Furthermore, the agreement will also eliminate non-tariff barriers to trade such as import quotas, long customs delays at the borders and subsidies.
Reduction in Input Costs
The process of importing raw materials from other member states will be simplified. SMEs will be able to set up production units in other African countries to access cheaper means of production.
Improved Quality and Compliance Standards
The AfCFTA has identified quality and compliance as a key element in the trade zone. This will involve standards regarding health, safety, and the environment, leading to harmonised quality standards on the continent.
There are huge challenges ahead that need to be tackled for the continent to realise the benefits outlined above. Here are some of the expected challenges.
We don’t have electric power; our manufacturers are still struggling to break even. Companies will go to a more stable environment where cost of production will be cheap to manufacture and bring it in to Nigeria’s large market to sell without paying duty. We will lose a lot of jobs. — Nigerian Umeh Chidozie writing on DW Africa’s Facebook page.
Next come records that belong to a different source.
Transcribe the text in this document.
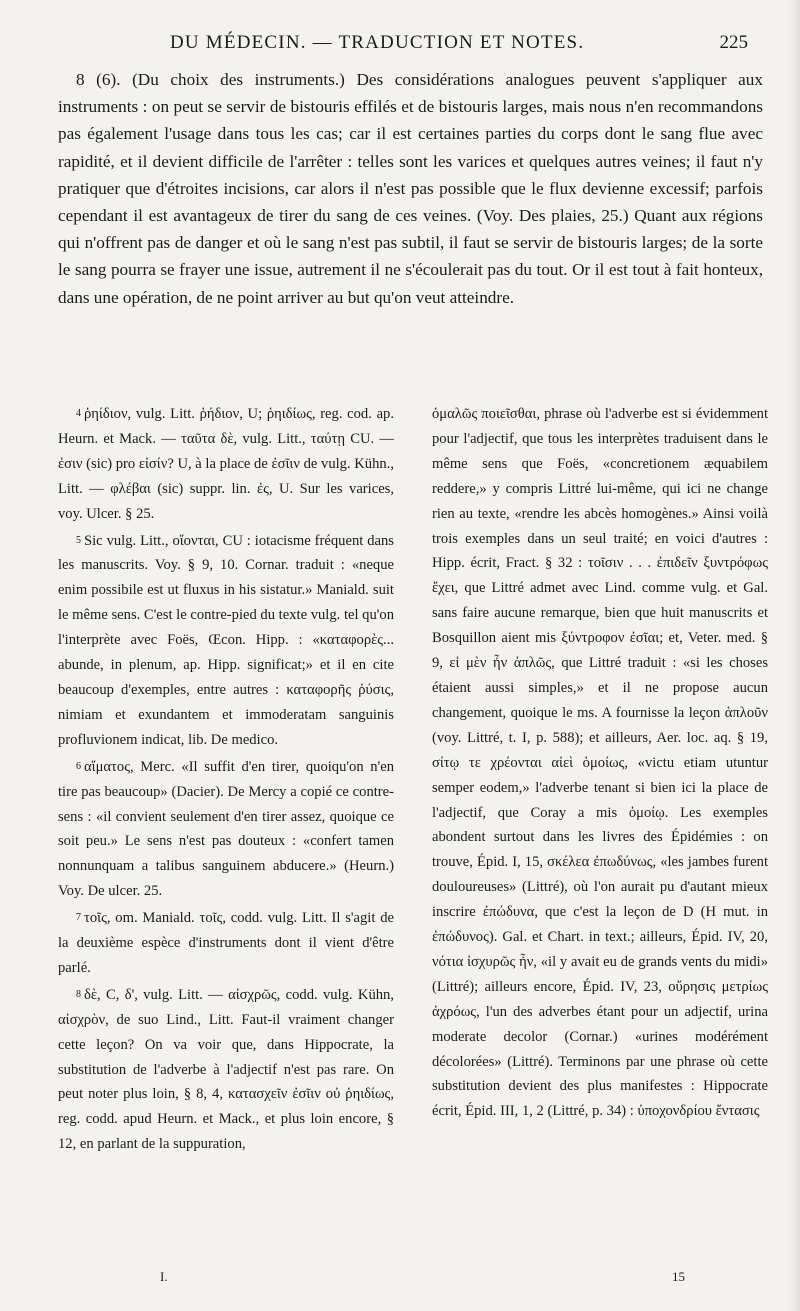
DU MÉDECIN. — TRADUCTION ET NOTES.	225

8 (6). (Du choix des instruments.) Des considérations analogues peuvent s'appliquer aux instruments : on peut se servir de bistouris effilés et de bistouris larges, mais nous n'en recommandons pas également l'usage dans tous les cas; car il est certaines parties du corps dont le sang flue avec rapidité, et il devient difficile de l'arrêter : telles sont les varices et quelques autres veines; il faut n'y pratiquer que d'étroites incisions, car alors il n'est pas possible que le flux devienne excessif; parfois cependant il est avantageux de tirer du sang de ces veines. (Voy. Des plaies, 25.) Quant aux régions qui n'offrent pas de danger et où le sang n'est pas subtil, il faut se servir de bistouris larges; de la sorte le sang pourra se frayer une issue, autrement il ne s'écoulerait pas du tout. Or il est tout à fait honteux, dans une opération, de ne point arriver au but qu'on veut atteindre.

$^4$ ῥηίδιον, vulg. Litt. ῥήδιον, U; ῥηιδίως, reg. cod. ap. Heurn. et Mack. — ταῦτα δὲ, vulg. Litt., ταύτῃ CU. — ἐσιν (sic) pro εἰσίν? U, à la place de ἐσῖιν de vulg. Kühn., Litt. — φλέβαι (sic) suppr. lin. ἐς, U. Sur les varices, voy. Ulcer. § 25.

$^5$ Sic vulg. Litt., οἴονται, CU : iotacisme fréquent dans les manuscrits. Voy. § 9, 10. Cornar. traduit : «neque enim possibile est ut fluxus in his sistatur.» Maniald. suit le même sens. C'est le contre-pied du texte vulg. tel qu'on l'interprète avec Foës, Œcon. Hipp. : «καταφορὲς... abunde, in plenum, ap. Hipp. significat;» et il en cite beaucoup d'exemples, entre autres : καταφορῆς ῥύσις, nimiam et exundantem et immoderatam sanguinis profluvionem indicat, lib. De medico.

$^6$ αἵματος, Merc. «Il suffit d'en tirer, quoiqu'on n'en tire pas beaucoup» (Dacier). De Mercy a copié ce contre-sens : «il convient seulement d'en tirer assez, quoique ce soit peu.» Le sens n'est pas douteux : «confert tamen nonnunquam a talibus sanguinem abducere.» (Heurn.) Voy. De ulcer. 25.

$^7$ τοῖς, om. Maniald. τοῖς, codd. vulg. Litt. Il s'agit de la deuxième espèce d'instruments dont il vient d'être parlé.

$^8$ δὲ, C, δ', vulg. Litt. — αἰσχρῶς, codd. vulg. Kühn, αἰσχρὸν, de suo Lind., Litt. Faut-il vraiment changer cette leçon? On va voir que, dans Hippocrate, la substitution de l'adverbe à l'adjectif n'est pas rare. On peut noter plus loin, § 8, 4, κατασχεῖν ἐσῖιν οὐ ῥηιδίως, reg. codd. apud Heurn. et Mack., et plus loin encore, § 12, en parlant de la suppuration,

ὁμαλῶς ποιεῖσθαι, phrase où l'adverbe est si évidemment pour l'adjectif, que tous les interprètes traduisent dans le même sens que Foës, «concretionem æquabilem reddere,» y compris Littré lui-même, qui ici ne change rien au texte, «rendre les abcès homogènes.» Ainsi voilà trois exemples dans un seul traité; en voici d'autres : Hipp. écrit, Fract. § 32 : τοῖσιν . . . ἐπιδεῖν ξυντρόφως ἔχει, que Littré admet avec Lind. comme vulg. et Gal. sans faire aucune remarque, bien que huit manuscrits et Bosquillon aient mis ξύντροφον ἐσῖαι; et, Veter. med. § 9, εἰ μὲν ἦν ἁπλῶς, que Littré traduit : «si les choses étaient aussi simples,» et il ne propose aucun changement, quoique le ms. A fournisse la leçon ἁπλοῦν (voy. Littré, t. I, p. 588); et ailleurs, Aer. loc. aq. § 19, σίτῳ τε χρέονται αἰεὶ ὁμοίως, «victu etiam utuntur semper eodem,» l'adverbe tenant si bien ici la place de l'adjectif, que Coray a mis ὁμοίῳ. Les exemples abondent surtout dans les livres des Épidémies : on trouve, Épid. I, 15, σκέλεα ἐπωδύνως, «les jambes furent douloureuses» (Littré), où l'on aurait pu d'autant mieux inscrire ἐπώδυνα, que c'est la leçon de D (H mut. in ἐπώδυνος). Gal. et Chart. in text.; ailleurs, Épid. IV, 20, νότια ἰσχυρῶς ἦν, «il y avait eu de grands vents du midi» (Littré); ailleurs encore, Épid. IV, 23, οὔρησις μετρίως ἀχρόως, l'un des adverbes étant pour un adjectif, urina moderate decolor (Cornar.) «urines modérément décolorées» (Littré). Terminons par une phrase où cette substitution devient des plus manifestes : Hippocrate écrit, Épid. III, 1, 2 (Littré, p. 34) : ὑποχονδρίου ἔντασις

I.	15
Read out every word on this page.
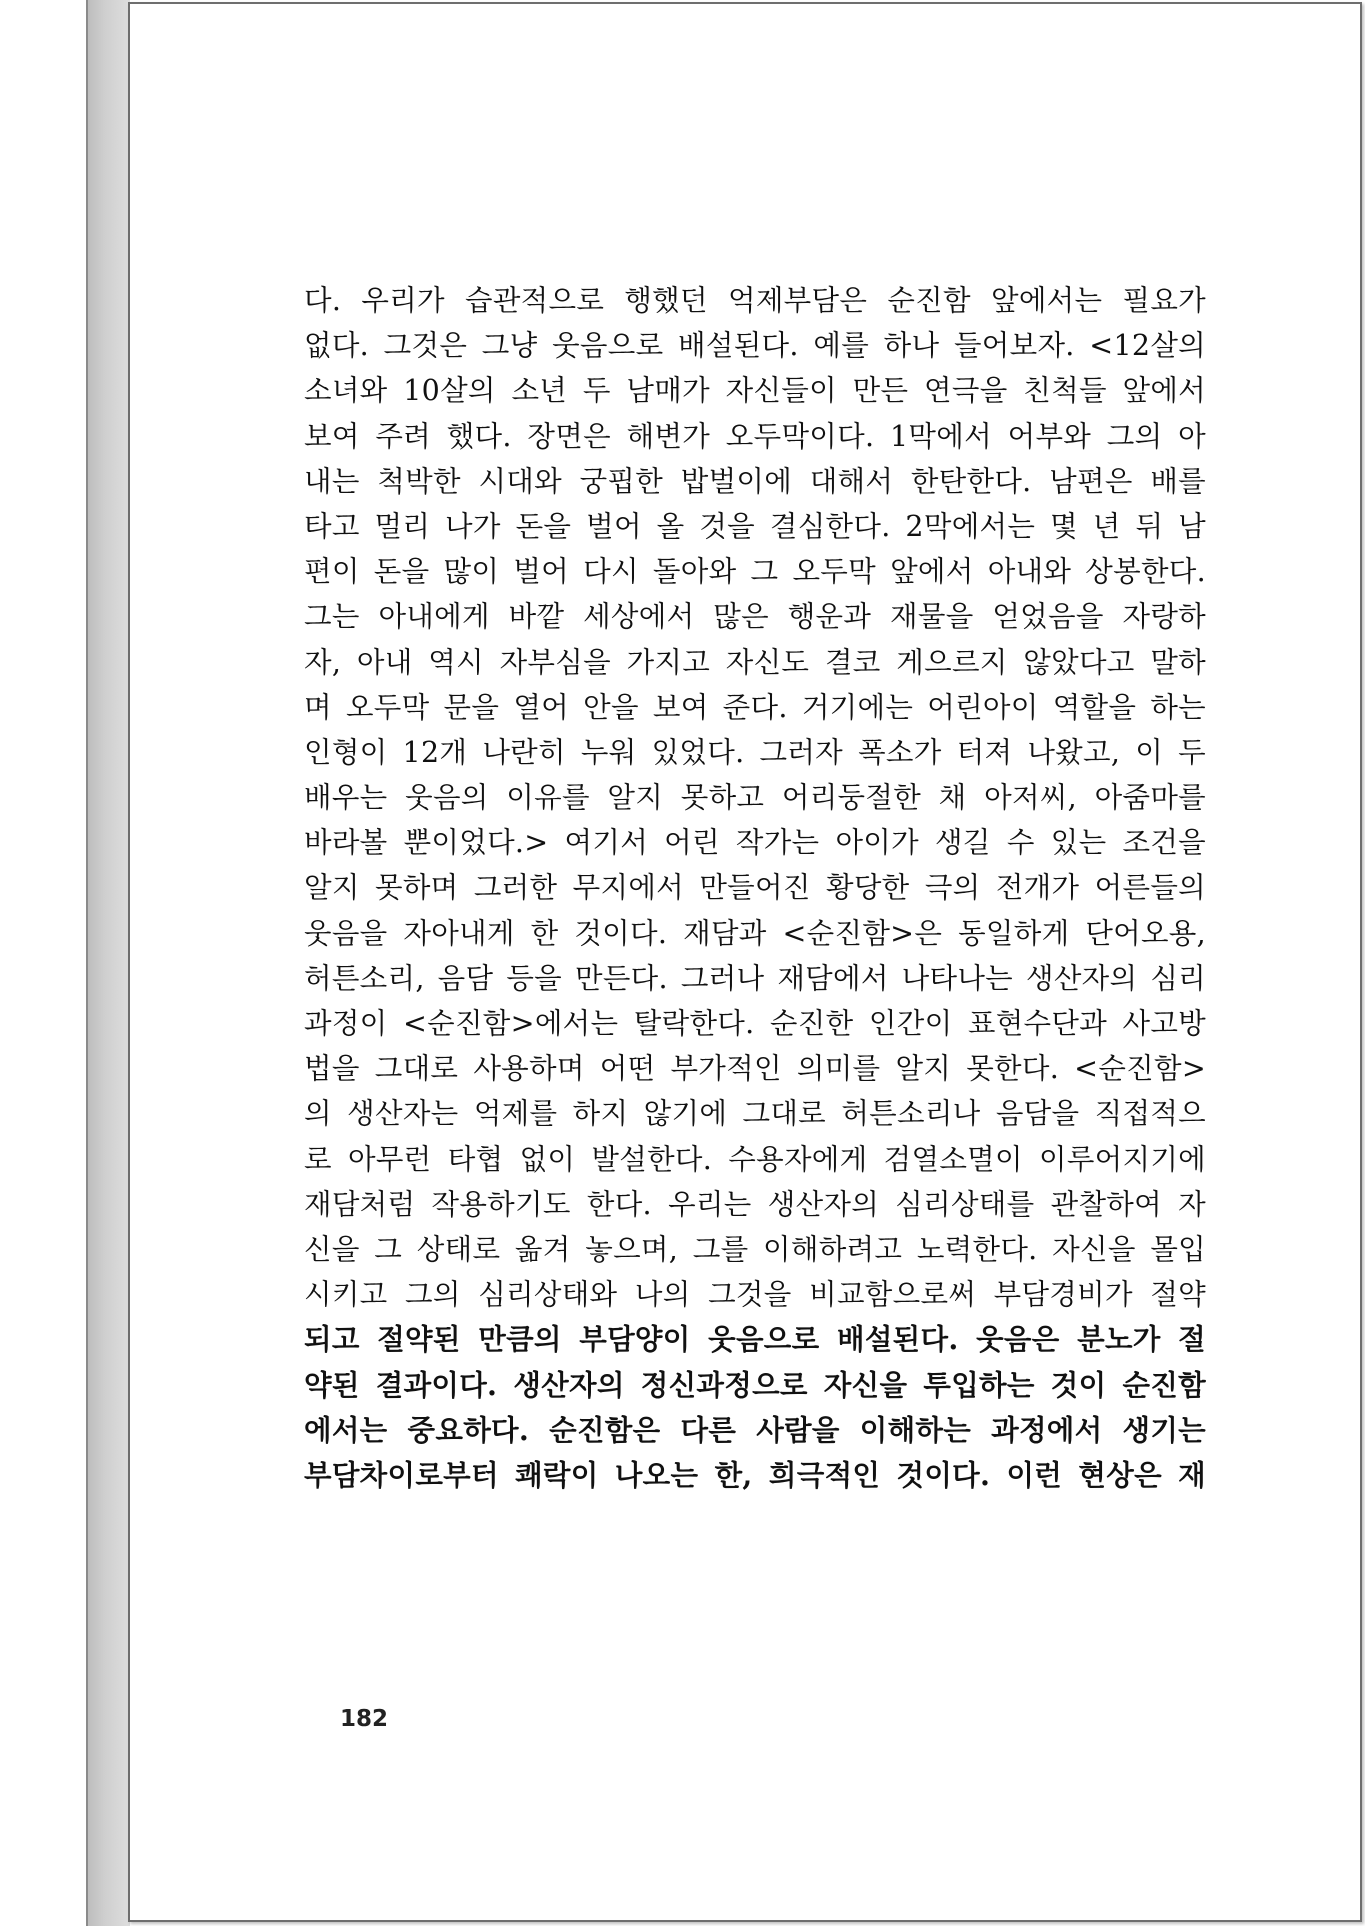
다. 우리가 습관적으로 행했던 억제부담은 순진함 앞에서는 필요가
없다. 그것은 그냥 웃음으로 배설된다. 예를 하나 들어보자. <12살의
소녀와 10살의 소년 두 남매가 자신들이 만든 연극을 친척들 앞에서
보여 주려 했다. 장면은 해변가 오두막이다. 1막에서 어부와 그의 아
내는 척박한 시대와 궁핍한 밥벌이에 대해서 한탄한다. 남편은 배를
타고 멀리 나가 돈을 벌어 올 것을 결심한다. 2막에서는 몇 년 뒤 남
편이 돈을 많이 벌어 다시 돌아와 그 오두막 앞에서 아내와 상봉한다.
그는 아내에게 바깥 세상에서 많은 행운과 재물을 얻었음을 자랑하
자, 아내 역시 자부심을 가지고 자신도 결코 게으르지 않았다고 말하
며 오두막 문을 열어 안을 보여 준다. 거기에는 어린아이 역할을 하는
인형이 12개 나란히 누워 있었다. 그러자 폭소가 터져 나왔고, 이 두
배우는 웃음의 이유를 알지 못하고 어리둥절한 채 아저씨, 아줌마를
바라볼 뿐이었다.> 여기서 어린 작가는 아이가 생길 수 있는 조건을
알지 못하며 그러한 무지에서 만들어진 황당한 극의 전개가 어른들의
웃음을 자아내게 한 것이다. 재담과 <순진함>은 동일하게 단어오용,
허튼소리, 음담 등을 만든다. 그러나 재담에서 나타나는 생산자의 심리
과정이 <순진함>에서는 탈락한다. 순진한 인간이 표현수단과 사고방
법을 그대로 사용하며 어떤 부가적인 의미를 알지 못한다. <순진함>
의 생산자는 억제를 하지 않기에 그대로 허튼소리나 음담을 직접적으
로 아무런 타협 없이 발설한다. 수용자에게 검열소멸이 이루어지기에
재담처럼 작용하기도 한다. 우리는 생산자의 심리상태를 관찰하여 자
신을 그 상태로 옮겨 놓으며, 그를 이해하려고 노력한다. 자신을 몰입
시키고 그의 심리상태와 나의 그것을 비교함으로써 부담경비가 절약
되고 절약된 만큼의 부담양이 웃음으로 배설된다. 웃음은 분노가 절
약된 결과이다. 생산자의 정신과정으로 자신을 투입하는 것이 순진함
에서는 중요하다. 순진함은 다른 사람을 이해하는 과정에서 생기는
부담차이로부터 쾌락이 나오는 한, 희극적인 것이다. 이런 현상은 재
182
Levels of development on the continent vary significantly. For example, over 50% of Africa’s cumulative GDP is contributed by Egypt, Nigeria and South Africa, while Africa’s six island nations collectively contribute just 1%.
Competing Trade Blocks
Currently, Africa has 8 competing trade blocks. According to Economic Commission for Africa report, a key hindrance to integration in Africa has been the multiplicity of regional economic communities with overlapping memberships, resulting in a duplication of efforts and waste of scarce resources. Out of sub-Saharan Africa’s 53 countries, only 6 are members of one regional economic community, 26 belong to two and 20 are members of at least three.
Therefore, fewer regional communities would reduce administration costs and provide funds to improve day-to-day operations and finance projects.
Movement of Labour
Mo Ibrahim Foundation notes that there is limited or weak frameworks for recognition and compatibility of skills, educational and experience qualifications across national borders. This hinders the ability of migrants to enter and effectively engage in continental labour markets.
Rules of Origin
Jammie de Melo argues that free trade will also require harmonising rules of origin (the criteria needed to determine the national source of a product) at the continental level since most countries still maintain different trade policies with extra-continental partners.
Increased Competitive Pressure
Small African economies will face stiff competition from Africa’s leading economies. For example, African countries that rely on small scale farming will not be able to compete with large agri-businesses in high-income African countries such as South Africa, Kenya, Ethiopia, Egypt and Nigeria.
Tough competition may lead some companies to disregard the environment to be able to compete. Many SMEs are likely to cut costs, including those related to manufacturing and the proper dumping of waste.
Looking at past continental agreements, the success of the AfCFTA will depend on political will, genuine commitment and proper implementation. Common social, political and economic problems on the continent such as corruption, conflicts, and poor governance need to be urgently addressed for the benefits of the AfCFTA to be realised.